Following release of the Corker-Warner plan, two other senators — the Senate Banking Committee's chairman, Tim Johnson of South Dakota, and ranking Republican, Mike Crapo of Idaho — announced bipartisan legislation aimed at fixing the FHA's finances. (A draft of their FHA bill was released this week.) Before Thursday's hearing, House Democrats unveiled their must-have "principles" in any resulting plan, including preservation of the 30-year fixed mortgage, assurances that the private sector pays for whatever government guarantee backs up the market, prevention of excessive risk-taking by private lenders and access to homeownership for qualified borrowers.

In a show of collegiality, Rep. Mel Watt, D-N.C. — who earlier in the day was approved by Senate Banking as the nominee to run the Federal Housing Finance Agency, the GSEs' current regulator — praised Hensarling for allowing the debate.

"I wanted to take the opportunity to commend the chair for starting this discussion," Watt said.

Yet the hearing also revealed persistent differences among housing experts about how to proceed, as well as reluctance among industry insiders about the Hensarling bill.

"We are keenly interested in how the 'National Mortgage Market Utility' would perform in a live marketplace dominated by large lenders wielding outsized market power," William Loving Jr., the chief executive of Pendleton Community Bank, said in testimony submitted for the hearing on behalf of the Independent Community Bankers of America. "We believe there is uncertainty in this regard and the potential for unintended consequences."

Meanwhile, outside experts called to testify were divided over the anticipated effects of the GOP-backed legislation, with some saying a stop to the government's major role in the housing market was needed to reinvigorate private capital, and others echoing concerns of Democrats on the panel.

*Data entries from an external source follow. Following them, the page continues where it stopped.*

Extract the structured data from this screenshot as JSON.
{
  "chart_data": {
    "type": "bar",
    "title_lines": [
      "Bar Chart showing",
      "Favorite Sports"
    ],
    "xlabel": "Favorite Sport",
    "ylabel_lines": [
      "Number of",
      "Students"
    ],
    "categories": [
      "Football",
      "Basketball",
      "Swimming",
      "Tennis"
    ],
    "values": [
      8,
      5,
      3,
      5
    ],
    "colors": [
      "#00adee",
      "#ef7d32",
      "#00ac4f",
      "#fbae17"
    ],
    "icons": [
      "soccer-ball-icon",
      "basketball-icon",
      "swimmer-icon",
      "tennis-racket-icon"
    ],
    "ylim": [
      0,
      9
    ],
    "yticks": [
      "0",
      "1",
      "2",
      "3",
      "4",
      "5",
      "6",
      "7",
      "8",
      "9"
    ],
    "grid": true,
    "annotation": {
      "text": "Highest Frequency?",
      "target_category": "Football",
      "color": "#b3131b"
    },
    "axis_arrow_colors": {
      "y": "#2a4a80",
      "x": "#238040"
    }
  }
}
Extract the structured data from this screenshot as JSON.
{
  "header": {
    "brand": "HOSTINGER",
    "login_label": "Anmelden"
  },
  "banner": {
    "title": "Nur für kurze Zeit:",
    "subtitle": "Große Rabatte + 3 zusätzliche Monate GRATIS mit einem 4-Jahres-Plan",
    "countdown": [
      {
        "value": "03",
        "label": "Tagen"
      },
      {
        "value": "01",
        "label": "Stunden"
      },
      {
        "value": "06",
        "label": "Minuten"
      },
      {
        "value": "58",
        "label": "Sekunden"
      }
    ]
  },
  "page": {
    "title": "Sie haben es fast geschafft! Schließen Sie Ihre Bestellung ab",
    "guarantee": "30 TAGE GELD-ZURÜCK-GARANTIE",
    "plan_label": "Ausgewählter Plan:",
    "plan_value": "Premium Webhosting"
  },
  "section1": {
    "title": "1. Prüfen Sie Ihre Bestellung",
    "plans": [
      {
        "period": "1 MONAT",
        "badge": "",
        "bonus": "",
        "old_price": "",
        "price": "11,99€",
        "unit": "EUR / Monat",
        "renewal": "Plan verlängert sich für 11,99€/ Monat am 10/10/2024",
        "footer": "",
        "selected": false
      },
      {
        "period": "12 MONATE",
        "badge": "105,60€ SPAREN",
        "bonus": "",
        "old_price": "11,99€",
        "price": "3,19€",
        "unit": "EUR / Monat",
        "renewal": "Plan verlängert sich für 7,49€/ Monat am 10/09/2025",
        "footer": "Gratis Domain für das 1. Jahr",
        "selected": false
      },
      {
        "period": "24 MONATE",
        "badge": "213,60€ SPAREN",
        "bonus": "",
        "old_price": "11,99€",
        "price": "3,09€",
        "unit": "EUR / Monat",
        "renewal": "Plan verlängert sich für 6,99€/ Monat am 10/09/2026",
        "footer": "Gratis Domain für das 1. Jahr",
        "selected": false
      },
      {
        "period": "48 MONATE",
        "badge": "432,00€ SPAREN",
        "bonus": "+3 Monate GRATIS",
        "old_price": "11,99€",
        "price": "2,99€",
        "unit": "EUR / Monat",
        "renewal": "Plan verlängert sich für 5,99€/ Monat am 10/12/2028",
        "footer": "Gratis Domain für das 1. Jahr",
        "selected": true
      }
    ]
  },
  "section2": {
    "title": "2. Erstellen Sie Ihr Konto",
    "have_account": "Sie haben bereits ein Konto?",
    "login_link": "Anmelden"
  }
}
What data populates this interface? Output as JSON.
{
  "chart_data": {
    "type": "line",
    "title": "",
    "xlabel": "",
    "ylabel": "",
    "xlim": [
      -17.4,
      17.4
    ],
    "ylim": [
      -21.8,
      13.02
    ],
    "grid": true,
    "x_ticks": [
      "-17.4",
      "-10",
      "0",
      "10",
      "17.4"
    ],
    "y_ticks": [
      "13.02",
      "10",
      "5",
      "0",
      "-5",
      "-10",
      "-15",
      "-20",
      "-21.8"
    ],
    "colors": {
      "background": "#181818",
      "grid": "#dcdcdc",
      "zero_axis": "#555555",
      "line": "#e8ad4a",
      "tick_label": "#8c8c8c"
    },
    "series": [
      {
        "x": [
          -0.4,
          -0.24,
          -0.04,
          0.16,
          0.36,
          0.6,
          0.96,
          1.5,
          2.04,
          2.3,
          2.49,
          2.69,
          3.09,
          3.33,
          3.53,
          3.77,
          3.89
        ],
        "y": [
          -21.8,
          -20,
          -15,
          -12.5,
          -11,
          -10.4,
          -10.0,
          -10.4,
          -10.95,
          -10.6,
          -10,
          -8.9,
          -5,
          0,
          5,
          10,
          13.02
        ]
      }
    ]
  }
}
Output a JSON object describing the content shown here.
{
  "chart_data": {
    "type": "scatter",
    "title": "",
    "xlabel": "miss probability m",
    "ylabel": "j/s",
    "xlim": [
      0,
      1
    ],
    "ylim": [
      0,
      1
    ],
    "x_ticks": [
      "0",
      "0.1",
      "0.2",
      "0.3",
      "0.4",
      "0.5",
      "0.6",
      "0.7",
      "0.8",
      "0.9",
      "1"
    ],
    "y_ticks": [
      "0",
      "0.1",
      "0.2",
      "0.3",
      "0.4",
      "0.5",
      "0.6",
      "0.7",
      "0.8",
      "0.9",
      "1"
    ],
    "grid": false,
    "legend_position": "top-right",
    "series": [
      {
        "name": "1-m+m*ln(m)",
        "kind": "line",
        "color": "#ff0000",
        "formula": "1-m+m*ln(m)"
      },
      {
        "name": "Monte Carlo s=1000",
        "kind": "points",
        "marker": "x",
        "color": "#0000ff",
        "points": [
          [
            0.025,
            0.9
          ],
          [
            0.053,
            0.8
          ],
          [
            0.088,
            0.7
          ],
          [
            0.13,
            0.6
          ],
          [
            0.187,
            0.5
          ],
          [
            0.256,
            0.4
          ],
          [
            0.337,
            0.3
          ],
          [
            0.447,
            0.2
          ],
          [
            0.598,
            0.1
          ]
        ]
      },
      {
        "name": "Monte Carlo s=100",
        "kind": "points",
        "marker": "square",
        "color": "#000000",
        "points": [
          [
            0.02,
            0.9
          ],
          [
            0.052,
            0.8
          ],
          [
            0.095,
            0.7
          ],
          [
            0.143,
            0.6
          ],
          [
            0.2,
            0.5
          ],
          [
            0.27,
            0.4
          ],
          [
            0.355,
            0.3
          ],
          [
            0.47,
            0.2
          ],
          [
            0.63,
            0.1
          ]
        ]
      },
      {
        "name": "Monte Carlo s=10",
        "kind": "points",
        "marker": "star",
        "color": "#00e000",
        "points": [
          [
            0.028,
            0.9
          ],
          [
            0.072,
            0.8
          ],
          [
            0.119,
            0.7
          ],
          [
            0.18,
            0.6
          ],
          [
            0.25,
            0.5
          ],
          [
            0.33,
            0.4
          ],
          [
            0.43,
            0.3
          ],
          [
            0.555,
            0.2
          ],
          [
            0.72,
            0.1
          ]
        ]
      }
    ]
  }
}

"The legislation being discussed today represents a long-overdue effort to address damaging weaknesses in the U.S. system of housing finance," Douglas Holtz-Eakin, president of the American Action Forum, said in prepared testimony.

But others said the idea of a sustainable mortgage market almost exclusively supported by private investment is unrealistic.

"Despite privatization's ideological appeal, there is a fundamental problem with privatization proposals for the housing finance system: they don't work," Adam Levitin, a Georgetown University law professor, said in prepared testimony. "Fully private housing finance systems simply do not exist in the developed world. Every developed economy either has an explicit or implicit guarantee of its housing finance system, and there is every reason to favor an explicit guarantee, which can be prudently structured and priced, rather than an implicit guarantee."